The survival probability and r-point functions in high dimensions

TL;DR

This paper studies the survival probability in high-dimensional models, showing it scales predictably under certain conditions and applying to models like lattice trees and percolation, with implications for their scaling limits.

Contribution

It establishes the asymptotic behavior of survival probability in high-dimensional models using weak convergence, extending previous results to new models and conditions.

Findings

nθ_n converges to 2/(AV) under specified conditions

Results apply to high-dimensional lattice trees, percolation, and contact process

Derives consequences for the scaling limit of the number of particles

Abstract

In this paper we investigate the survival probability, \theta_n, in high-dimensional statistical physical models, where \theta_n denotes the probability that the model survives up to time n.
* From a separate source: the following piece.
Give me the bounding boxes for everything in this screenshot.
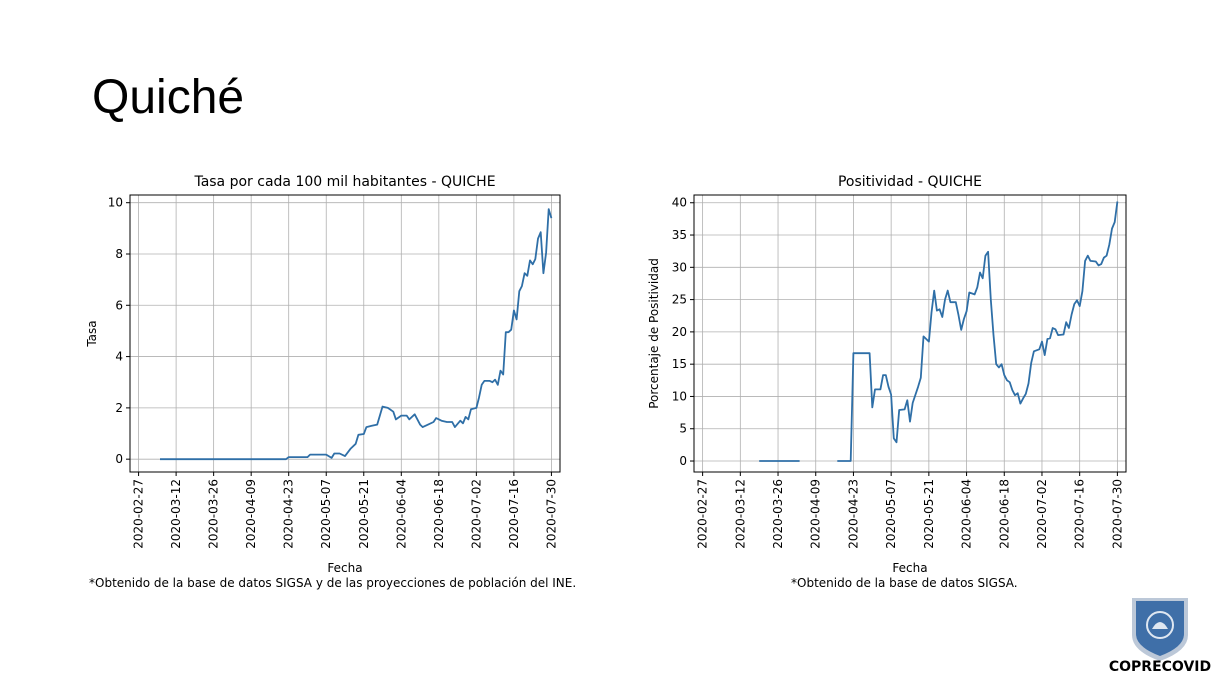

We prove that if the r-point functions scale to those of the canonical measure of super-Brownian motion, and if a certain self-repellence condition is satisfied, then n\theta_n\ra 2/(AV), where A is the asymptotic expected number of particles alive at time n, and V is the vertex factor of the model. Our results apply to spread-out lattice trees above 8 dimensions, spread-out oriented percolation above 4+1 dimensions, and the spread-out contact process above 4+1 dimensions. In the case of oriented percolation, this reproves a result by the first author, den Hollander and Slade (that was proved using heavy lace expansion arguments), at the cost of losing explicit error estimates. We further derive several consequences of our result involving the scaling limit of the number of particles alive at time proportional to n. Our proofs are based on simple weak convergence arguments.